Here is my "hit list" of coding security practices that can be easily integrated into any agile software development process:
- Make sure ALL data that is user driven is run through output encoding to render (at least) XSS attacks inert – ESAPI.org has a version of that function that is good to use http://www.owasp.org/index.php/ESAPI - or just use this function http://www.owasp.org/index.php/How_to_perform_HTML_entity_encoding_in_Java
- Make sure ALL user data is run through strong input validation, ESAPI.org also has a strong validation set of functions that handles double-encoding protection and canonicalization - in additional to configurable regular expressions.

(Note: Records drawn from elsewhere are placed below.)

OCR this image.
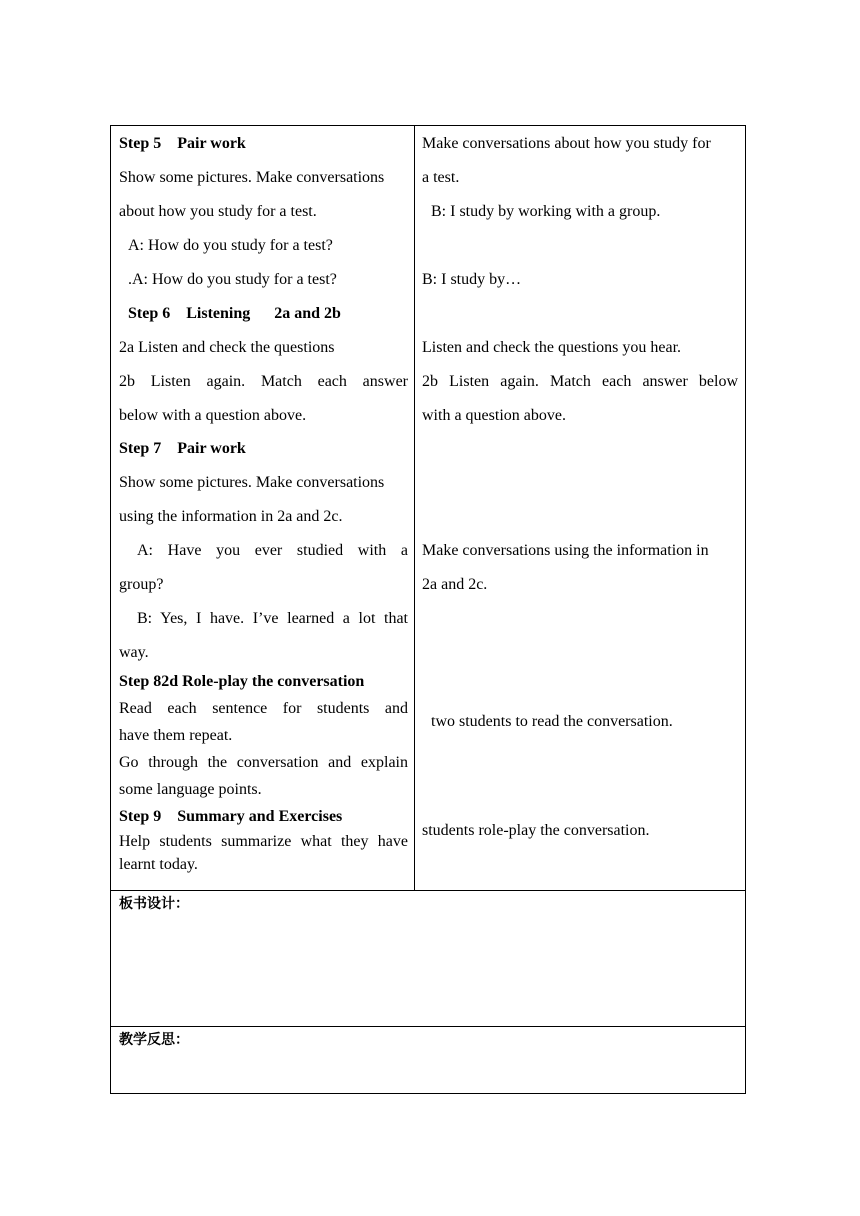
Step 5    Pair work
Show some pictures. Make conversations
about how you study for a test.
A: How do you study for a test?
.A: How do you study for a test?
Step 6    Listening      2a and 2b
2a Listen and check the questions
2b Listen again. Match each answer
below with a question above.
Step 7    Pair work
Show some pictures. Make conversations
using the information in 2a and 2c.
A: Have you ever studied with a
group?
B: Yes, I have. I’ve learned a lot that
way.
Step 82d Role-play the conversation
Read each sentence for students and
have them repeat.
Go through the conversation and explain
some language points.
Step 9    Summary and Exercises
Help students summarize what they have
learnt today.
Make conversations about how you study for
a test.
B: I study by working with a group.
B: I study by…
Listen and check the questions you hear.
2b Listen again. Match each answer below
with a question above.
Make conversations using the information in
2a and 2c.
two students to read the conversation.
students role-play the conversation.
板书设计：
教学反思：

- Look out for Session Fixation problems in Java http://www.owasp.org/index.php/Session_Fixation_in_Java
- Look out for SQL injection problems in Java (All database access must be through Hibernate, or the Java PreparedStatement class with proper binding of all variables. String selectStatement = "SELECT * FROM User WHERE userId = ? ";PreparedStatement prepStmt = con.prepareStatement(selectStatement);prepStmt.setString(1, userId);ResultSet rs = prepStmt.executeQuery();
- Audit access control carefully across every page. Use an access control grid to document access control across all functions and have a manger sign off on that artifact.
- JSP’s should never be accessible via a public directory like www.somesite.com/program.jsp - they should always be placed in a private non-accessible directory to be accessed and streamed to the user via a servlet. JSP parameter tampering is to easy. If your development team uses emacs to edit code, make sure files like www.somesite.com/program.jsp~ are not deployed - it will give an attacker easy access to the source code
- Make sure the servlet container is hardened. Here is a decent guide to Tomcat hardening http://www.owasp.org/index.php/Securing_tomcat
- Remove all default, management or demo code that comes with any servlet container - it’s almost always insecure.